There are few happier memories of my otherwise parochial childhood than the annual Sunday when the television was conceded me for the whole of the evening, not without much grumbling and shaking of wise old heads, that I might, for three hours, imagine myself in the world I was otherwise unlikely to ever visit; where great stars I knew only from talk shows performed songs I knew only from records of show I was unlikely to ever see, where beautiful dancers wore derby hats and tight trousers and lifted showgirls in feathers and where, even then, I knew, just knew, no one minded if derby later danced with derby and all the feathers flocked together. How rare a thing it was then, that vision of perfect, musical happiness.
My husband is not a show queen, but he is a good and loyal friend. If he is not of my sect, even by marriage, and does not quite understand my avidity for tap and tune, he is willing to sit with me at my devotions. Do not misunderstand, he is very much of the faith, he tends however more to church of Oscar. Ours is not so much a mixed marriage as a liberally ecumenical faggotry, embracing fabulousness wherever it may be found in the works of Gods and gays.
This sort of thing is as much a matter of what goes wrong as right. There can be no real spectacle without the constant danger of dear old Liza blowing out another hip, Stockard Channing treading on her train or, as also happened tonight, seeming to be as shocked as we were to find her solo changed to a duet with a completely inappropriate partner from an utterly unlike show. The worst though was not even the regular failure of the sound, but the ridiculously swooping camera during the "In Memorium" tribute, which allowed us to see up the left nostril of a third violinist, but not to read the names of the dead projected on the screen. The greatest charm of this show is that it is, after a fashion, live, with all the excitement and potential for miscalculation traditionally pertaining thereto. Rehearsal, it may be assumed, was not a pretty thing this year.
Tonight did not disappoint, or rather if it did, the failures were technical. The sound system was uniformly a disaster: microphones failed or arbitrarily plucked voices from the chorus, whole measures of music were either lost or weirdly unbalanced. The awkward transitions, usually one of the special pleasures of award shows, were amazingly messy this year, specially in the otherwise overwhelmingly grand opening number -- featuring more unrelated and arbitrarily arranged performers than a traditional circus parade -- threatened thrillingly to collapse into chaos, though, in the end, only the idiot singer of the hilariously ill-featured band Poison (!) was injured slightly when he missed his mark and the scenery conked him on his balding, bandanna-wrapped head.

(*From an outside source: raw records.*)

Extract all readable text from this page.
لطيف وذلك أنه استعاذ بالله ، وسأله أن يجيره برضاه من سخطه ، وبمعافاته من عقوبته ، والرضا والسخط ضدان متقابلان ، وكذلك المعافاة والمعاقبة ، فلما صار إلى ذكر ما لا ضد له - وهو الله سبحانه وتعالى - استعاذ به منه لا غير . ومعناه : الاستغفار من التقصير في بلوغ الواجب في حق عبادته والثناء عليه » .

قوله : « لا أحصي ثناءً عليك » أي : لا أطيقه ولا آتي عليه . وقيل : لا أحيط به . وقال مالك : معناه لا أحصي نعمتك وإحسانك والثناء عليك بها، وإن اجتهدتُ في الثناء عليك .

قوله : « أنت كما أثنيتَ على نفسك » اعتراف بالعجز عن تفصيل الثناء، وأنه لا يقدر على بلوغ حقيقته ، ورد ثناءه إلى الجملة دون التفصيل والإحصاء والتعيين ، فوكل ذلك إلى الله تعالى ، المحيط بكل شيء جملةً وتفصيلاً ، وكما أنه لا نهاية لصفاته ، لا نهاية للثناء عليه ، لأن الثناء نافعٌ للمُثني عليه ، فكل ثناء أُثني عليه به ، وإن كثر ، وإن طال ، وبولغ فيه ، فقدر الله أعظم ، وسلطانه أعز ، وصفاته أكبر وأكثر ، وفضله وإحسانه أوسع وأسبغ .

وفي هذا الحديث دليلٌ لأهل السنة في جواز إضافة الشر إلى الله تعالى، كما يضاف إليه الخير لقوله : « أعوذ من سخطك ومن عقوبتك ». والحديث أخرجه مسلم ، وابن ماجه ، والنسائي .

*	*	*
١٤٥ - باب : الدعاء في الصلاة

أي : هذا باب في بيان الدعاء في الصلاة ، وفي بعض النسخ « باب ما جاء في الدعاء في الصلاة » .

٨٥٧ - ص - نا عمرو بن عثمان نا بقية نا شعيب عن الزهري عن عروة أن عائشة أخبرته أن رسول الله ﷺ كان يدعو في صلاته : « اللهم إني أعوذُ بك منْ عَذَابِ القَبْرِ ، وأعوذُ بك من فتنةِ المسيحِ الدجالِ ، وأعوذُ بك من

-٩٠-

And there were so many touching and delightful moments to compensate, or rather balance, the mess. Frank Langella was the best presenter of the night, gently castigating the nominating committee for overlooking his performance in "A Man for All Seasons," even producing from his tux pocket the full page ad for him that his producers had wasted, then dryly conceding, “And I thought Geoffrey Rush was nice in that play.” There was a devastatingly good performance from "Next to Normal," all three of the charming sprites that alternate the lead in "Billy Eliot: The Musical" breathlessly accepted their award together, not one or two, but all five tiny Italians currently performing the lead in every working production of "Jersey Boys," brought together to try to sing the louder than all ten of their tiny lungs could seem to stand. And dear, hunchbacked, little Jerry Herman gave a touching acceptance of his Lifetime Achievement Award without once spitting in the direction of Stephen Sondheim.
So much that was so good. But then, if you are of the faith, you were either there or watching, as we were, in our nightshirts, so I needn't go on.
The best performance of the evening though was saved for the credits, when the clever parody of "Tonight" by Marc Shaiman and Scott Wittman, featuring catty lyrics about the evening's winners, was sung handsomely by Neil Patrick Harris, in his gayest moment to date, not excluding even his shirtless turn as the MC in "Cabaret."
Oh, but this sort of thing just fills me with the spirit! It's good to go to Church, if only a few times a year, on High Holy Days. It is. Renews one's faith.